Home Room Construction: Remodeler's building plan: Double revenue Company targets homeowners considering do-it-yourself projects

January 23, 2006

Scott Heinemeyer's business is all about potential.

That's why Home Room Construction tackles many kinds of projects-everything from simple handyman services to complex room additions. After all, what's the point in limiting the possibilities?

"We are a big company that happens to be small right now," Heinemeyer said of his four-person firm.

All told, Home Room finishes anywhere from 200 to 300 projects a year, he said, and revenue is expected to nearly double to $500,000 in 2006.
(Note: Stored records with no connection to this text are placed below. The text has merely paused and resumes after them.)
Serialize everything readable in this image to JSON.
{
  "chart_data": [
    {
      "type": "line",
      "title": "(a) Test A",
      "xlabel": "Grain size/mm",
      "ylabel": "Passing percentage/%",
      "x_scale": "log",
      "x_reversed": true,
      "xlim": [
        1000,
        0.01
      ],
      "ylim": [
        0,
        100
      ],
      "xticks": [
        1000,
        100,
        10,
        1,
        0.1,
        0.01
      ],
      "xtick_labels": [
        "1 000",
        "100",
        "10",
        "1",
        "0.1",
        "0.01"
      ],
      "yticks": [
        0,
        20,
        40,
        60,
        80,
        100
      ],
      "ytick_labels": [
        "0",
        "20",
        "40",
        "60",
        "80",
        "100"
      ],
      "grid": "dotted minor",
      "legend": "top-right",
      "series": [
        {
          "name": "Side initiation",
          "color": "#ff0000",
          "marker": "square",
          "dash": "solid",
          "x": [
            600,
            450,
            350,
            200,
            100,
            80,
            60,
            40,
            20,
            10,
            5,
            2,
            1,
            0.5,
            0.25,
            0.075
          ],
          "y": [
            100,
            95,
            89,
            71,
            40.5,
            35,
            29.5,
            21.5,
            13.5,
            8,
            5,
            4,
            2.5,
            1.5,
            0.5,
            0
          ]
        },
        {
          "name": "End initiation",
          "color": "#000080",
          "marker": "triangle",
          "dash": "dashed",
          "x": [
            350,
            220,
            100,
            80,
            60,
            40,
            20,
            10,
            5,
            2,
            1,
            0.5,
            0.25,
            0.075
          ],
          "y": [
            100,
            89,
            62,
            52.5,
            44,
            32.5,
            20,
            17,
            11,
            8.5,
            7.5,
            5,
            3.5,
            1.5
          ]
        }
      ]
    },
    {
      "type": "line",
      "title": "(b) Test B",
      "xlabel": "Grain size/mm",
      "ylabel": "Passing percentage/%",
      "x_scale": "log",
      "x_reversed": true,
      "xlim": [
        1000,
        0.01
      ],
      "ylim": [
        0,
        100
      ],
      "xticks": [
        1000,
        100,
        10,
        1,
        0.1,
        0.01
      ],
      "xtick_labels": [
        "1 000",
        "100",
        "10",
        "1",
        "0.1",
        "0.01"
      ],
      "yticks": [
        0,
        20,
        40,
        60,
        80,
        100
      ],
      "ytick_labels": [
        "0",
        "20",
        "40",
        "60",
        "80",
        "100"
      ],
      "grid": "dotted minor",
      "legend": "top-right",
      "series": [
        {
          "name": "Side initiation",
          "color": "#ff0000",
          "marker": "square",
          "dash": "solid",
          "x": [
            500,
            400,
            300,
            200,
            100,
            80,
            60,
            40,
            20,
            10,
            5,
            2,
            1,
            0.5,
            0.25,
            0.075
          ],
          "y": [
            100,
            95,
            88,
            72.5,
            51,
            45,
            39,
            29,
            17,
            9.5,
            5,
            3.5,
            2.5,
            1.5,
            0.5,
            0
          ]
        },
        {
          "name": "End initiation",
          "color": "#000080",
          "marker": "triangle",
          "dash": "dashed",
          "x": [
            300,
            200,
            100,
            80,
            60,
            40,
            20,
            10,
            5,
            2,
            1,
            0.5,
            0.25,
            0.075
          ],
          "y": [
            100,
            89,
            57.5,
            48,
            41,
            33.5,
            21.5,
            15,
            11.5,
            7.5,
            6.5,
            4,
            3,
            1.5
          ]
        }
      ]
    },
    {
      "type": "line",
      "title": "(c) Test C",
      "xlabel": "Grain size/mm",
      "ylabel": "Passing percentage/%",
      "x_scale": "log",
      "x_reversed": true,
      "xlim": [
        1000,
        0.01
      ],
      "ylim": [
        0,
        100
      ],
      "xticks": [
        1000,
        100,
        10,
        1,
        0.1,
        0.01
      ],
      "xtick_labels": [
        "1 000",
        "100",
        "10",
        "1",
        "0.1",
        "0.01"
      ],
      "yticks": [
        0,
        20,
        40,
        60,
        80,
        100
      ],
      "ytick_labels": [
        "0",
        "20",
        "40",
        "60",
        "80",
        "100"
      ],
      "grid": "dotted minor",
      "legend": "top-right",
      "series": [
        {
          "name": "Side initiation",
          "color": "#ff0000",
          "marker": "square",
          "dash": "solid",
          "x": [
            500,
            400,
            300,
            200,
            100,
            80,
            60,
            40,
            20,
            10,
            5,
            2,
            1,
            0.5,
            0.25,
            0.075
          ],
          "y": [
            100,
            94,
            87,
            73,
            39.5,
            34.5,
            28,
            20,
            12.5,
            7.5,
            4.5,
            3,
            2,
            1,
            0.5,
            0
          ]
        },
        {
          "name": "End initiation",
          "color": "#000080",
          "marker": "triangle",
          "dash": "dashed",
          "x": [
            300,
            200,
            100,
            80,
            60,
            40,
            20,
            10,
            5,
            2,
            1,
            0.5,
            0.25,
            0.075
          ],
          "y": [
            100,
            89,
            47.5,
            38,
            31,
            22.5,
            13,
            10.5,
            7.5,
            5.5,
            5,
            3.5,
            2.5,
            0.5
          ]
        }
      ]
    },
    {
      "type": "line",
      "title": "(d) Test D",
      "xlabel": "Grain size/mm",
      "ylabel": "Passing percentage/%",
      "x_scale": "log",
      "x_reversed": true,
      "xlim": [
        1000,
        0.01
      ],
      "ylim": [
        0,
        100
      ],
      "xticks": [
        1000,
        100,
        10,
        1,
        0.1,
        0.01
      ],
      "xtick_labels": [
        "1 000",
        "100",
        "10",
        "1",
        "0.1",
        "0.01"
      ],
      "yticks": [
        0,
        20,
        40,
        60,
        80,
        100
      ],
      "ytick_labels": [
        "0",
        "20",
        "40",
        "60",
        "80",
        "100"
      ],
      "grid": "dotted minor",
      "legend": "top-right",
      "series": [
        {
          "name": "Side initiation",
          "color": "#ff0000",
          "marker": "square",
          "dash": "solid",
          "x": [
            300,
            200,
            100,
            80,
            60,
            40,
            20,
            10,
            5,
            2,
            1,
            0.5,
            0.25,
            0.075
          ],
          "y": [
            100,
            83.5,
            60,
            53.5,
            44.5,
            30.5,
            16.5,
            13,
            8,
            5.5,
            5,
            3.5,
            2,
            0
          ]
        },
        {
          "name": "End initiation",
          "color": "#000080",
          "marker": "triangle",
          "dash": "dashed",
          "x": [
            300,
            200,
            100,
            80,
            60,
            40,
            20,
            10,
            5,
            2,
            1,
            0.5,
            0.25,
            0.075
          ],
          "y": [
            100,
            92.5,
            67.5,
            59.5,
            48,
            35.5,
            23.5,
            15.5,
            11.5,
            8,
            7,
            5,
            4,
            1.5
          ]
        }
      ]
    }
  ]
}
Heinemeyer started the company in 2002 after working travel-heavy jobs in construction and sales. He launched Home Room from home, sinking $35,000 of his own money in the enterprise.

It took about three months to get the business off the ground, he said, growing from handyman services to room additions and custom jobs.

"As smaller jobs turned into larger ones, we identified basements as our niche," Heinemeyer said.

Now the firm's client list is composed mostly of middle-income homeowners who are in need of more living space: in a basement, an attic or brand-new room.

"We look at what you want and how you live in order to maximize the square footage ... and give you the best use of that space," he said.

But Home Room is far from alone in that marketplace. The company faces stiff competition-and not just from other small businesses.

"Our biggest competitive threat is a homeowner or a weekend warrior," Heinemeyer said. "A lot of folks can do their own home improvement projects, but that's a lot of nights and weekends."

Selling his firm's services depends on his ability to show homeowners how much time they will save by hiring his company to do the work. The average basement-finishing project takes 400-500 hours, he said, and costs $20,000.

Homeowners think they can save money by doing the job themselves, but Heinemeyer's crew often has been called in to complete a project that has gone on a year or longer.

"Our clients like being able to come home at the end of 20 days and enjoy their basement or room addition," he said. "We can handle every aspect of the

project to make sure their needs are met."

Melissa Ebbert of Carmel said she was pleased with the work Home Room did finishing her family's basement.

"They were really efficient and much quicker than we thought they would be," Ebbert said. "Their prices were competitive and they were neat and tidy. I was amazed at how contained the mess was."

Tom and Suzanne Janke of Fishers hired Heinemeyer's company to do a full basement finish that incorporated a recording studio as well as a home theater. "He worked with us and was accommodating to help us maintain our budget and suggesting ways to save money," Tom Janke said.

After years of comfortable growth, Heinemeyer looks at 2006 as an opportunity to work toward a revenue goal of $500,000. He credits having a usable business plan helping to guide the company into the future and encourages any entrepreneur to attempt similar foresight.

"We just executed our biggest contract to date and our backlog looks good. Things are going well," he said. "We are growing at a rate that we can handle and I like what we have achieved in three years."


Home Room Construction owner Scott Heinemeyer works to convince customers they can't afford to tackle remodeling projects-like this finished basement-themselves, even if hiring him costs more money.